Eu não ficaria muito surpreso se ele me mandasse embora, mas rezava para que tivesse pelo menos a decência de me ouvir até o fim. Eu havia descoberto sobre a gravidez uns dias antes, e cheguei a fazer o teste mais de uma vez antes de me desesperar, porque, na minha cabeça idiota, eu achava que poderia ter dado algo errado. Mas não. O que eu tive foram duas confirmações, dois pares de barrinhas azuis para me dizer que todas as vezes que passei mal não era pelo nervosismo da semana de provas chegando ou de algum tipo de problema pela quantidade de porcarias que eu comia ou pelas refeições que eu pulava, e sim devido ao fato de estar carregando uma vida dentro de mim.

Eu chorei muito, sozinho, até decidir que conversaria com Baekhyun, porque se eu era responsável por aquilo, pensava que ele também deveria ser. Um filho não se faz sozinho, afinal de contas.

De qualquer forma, eu fui ali esperando uma reação negativa. Não era o que eu queria, mas era o que esperava. E isso me deixou ainda mais abalado, porque além de não demonstrar preocupação com a minha situação, ele ainda estava negando qualquer possibilidade de ter relação com aquilo.

“Desde a primeira vez. Eu não dei para mais ninguém.” Respondi num resmungo, apoiando a cabeça na mão, massageando minha têmpora para tentar me acalmar. “Olha, eu não tenho porque vir até aqui para mentir para você, Baekhyun. Eu não sei até onde vai esse seu… problema, mas acredita em mim. Eu to com o teste aqui, só fui para cama com um homem a vida inteira e não tenho motivo nenhum para querer jogar isso no seu colo, eu só…”

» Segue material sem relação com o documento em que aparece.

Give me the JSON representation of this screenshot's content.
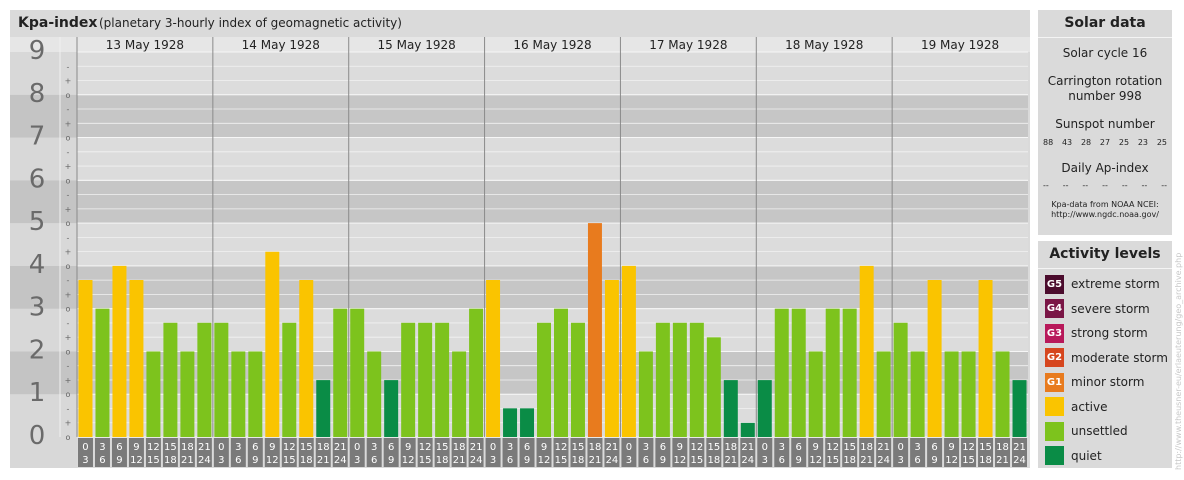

“Faz um teste de paternidade.” Ele me interrompeu. Apertei o copo entre os dedos com força, querendo jogá-lo na cabeça dele, querendo gritar e chamá-lo de um monte de coisas, mas eu não me sentia psicologicamente capaz nem mesmo de erguer a cabeça, imagina começar uma discussão. “Depois a gente vê no que isso vai dar. Tá?”

Coloquei o copo em cima da mesa de centro, entre uma caixa de pizza vazia e o controle remoto da televisão.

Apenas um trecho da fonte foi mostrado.